Hanks Developer Shakedown Bombshell: Why This Filing Matters Now
Luthmann’s latest filing is not a polite lawyer’s note—he’s neither a lawyer nor polite.
It is a public dare, saying the court system now faces a choice. Either it treats the recusal issue seriously and moves the case to a judge outside the political blast zone, or it confirms every suspicion that the courthouse is being used to shield insiders from daylight.

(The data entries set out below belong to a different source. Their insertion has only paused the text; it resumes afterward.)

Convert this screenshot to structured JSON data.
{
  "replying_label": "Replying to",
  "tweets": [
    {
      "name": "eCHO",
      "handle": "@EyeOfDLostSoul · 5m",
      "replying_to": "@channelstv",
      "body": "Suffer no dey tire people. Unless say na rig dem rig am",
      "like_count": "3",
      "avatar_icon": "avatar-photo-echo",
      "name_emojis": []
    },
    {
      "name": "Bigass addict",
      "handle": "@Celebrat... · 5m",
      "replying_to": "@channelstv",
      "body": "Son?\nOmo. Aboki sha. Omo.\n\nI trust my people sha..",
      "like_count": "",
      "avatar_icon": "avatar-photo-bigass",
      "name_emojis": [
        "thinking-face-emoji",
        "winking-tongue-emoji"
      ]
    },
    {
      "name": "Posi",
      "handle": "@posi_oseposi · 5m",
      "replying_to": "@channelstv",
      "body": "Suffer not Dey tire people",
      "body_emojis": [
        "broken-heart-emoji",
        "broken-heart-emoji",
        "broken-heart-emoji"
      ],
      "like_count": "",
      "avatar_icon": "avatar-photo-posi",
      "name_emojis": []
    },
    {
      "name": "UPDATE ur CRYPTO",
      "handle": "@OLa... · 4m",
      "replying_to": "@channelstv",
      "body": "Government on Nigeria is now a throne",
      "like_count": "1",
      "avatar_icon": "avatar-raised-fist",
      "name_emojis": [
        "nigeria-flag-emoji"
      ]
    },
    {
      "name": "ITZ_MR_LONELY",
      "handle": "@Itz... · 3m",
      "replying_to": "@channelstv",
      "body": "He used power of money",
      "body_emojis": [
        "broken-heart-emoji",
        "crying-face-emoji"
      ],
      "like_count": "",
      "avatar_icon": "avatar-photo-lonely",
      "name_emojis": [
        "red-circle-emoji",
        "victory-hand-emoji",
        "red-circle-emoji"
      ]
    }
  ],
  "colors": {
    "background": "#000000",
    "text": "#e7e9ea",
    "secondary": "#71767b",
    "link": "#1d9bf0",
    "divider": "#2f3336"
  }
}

Luthmann cites 22 NYCRR 100.3(E)(1), 22 NYCRR 100.2, Judiciary Law §§ 9 and 14, and New York appellate cases that say appearance matters because public trust matters. Discovery is “the normal machinery of civil justice.” What is abnormal, he says, is seven judges, years of drift, a prior recusal, and a current judge whose spouse sits inside the same party machinery that benefits from delay.
For Luthmann, the filing is also a political document, telling readers that the silence is the story. Hanks did not answer. Love did not answer. The campaign did not answer. The City did not answer.

Castorina answered, but only to argue that judges are usually the “sole arbiter” of recusal.
Luthmann’s response is simple—“sole arbiter” does not mean above scrutiny. It does not erase optics or make the Manhattan machine disappear. And it does not stop discovery forever. If the motion is denied, the political stench gets worse. If it is granted, the case finally may move toward the one thing Luthmann says the system fears most: sworn testimony under oath.
That is why this filing matters. Luthmann is not just asking for another judge. He is accusing the New York political class of running out the clock. He says the courthouse has become a bunker for party insiders, deadbeats, and frightened defendants who know discovery will hurt.
His latest affidavit turns that accusation into a record document. On April 15, the court will begin to decide whether it wants to look like a tribunal or a clubhouse.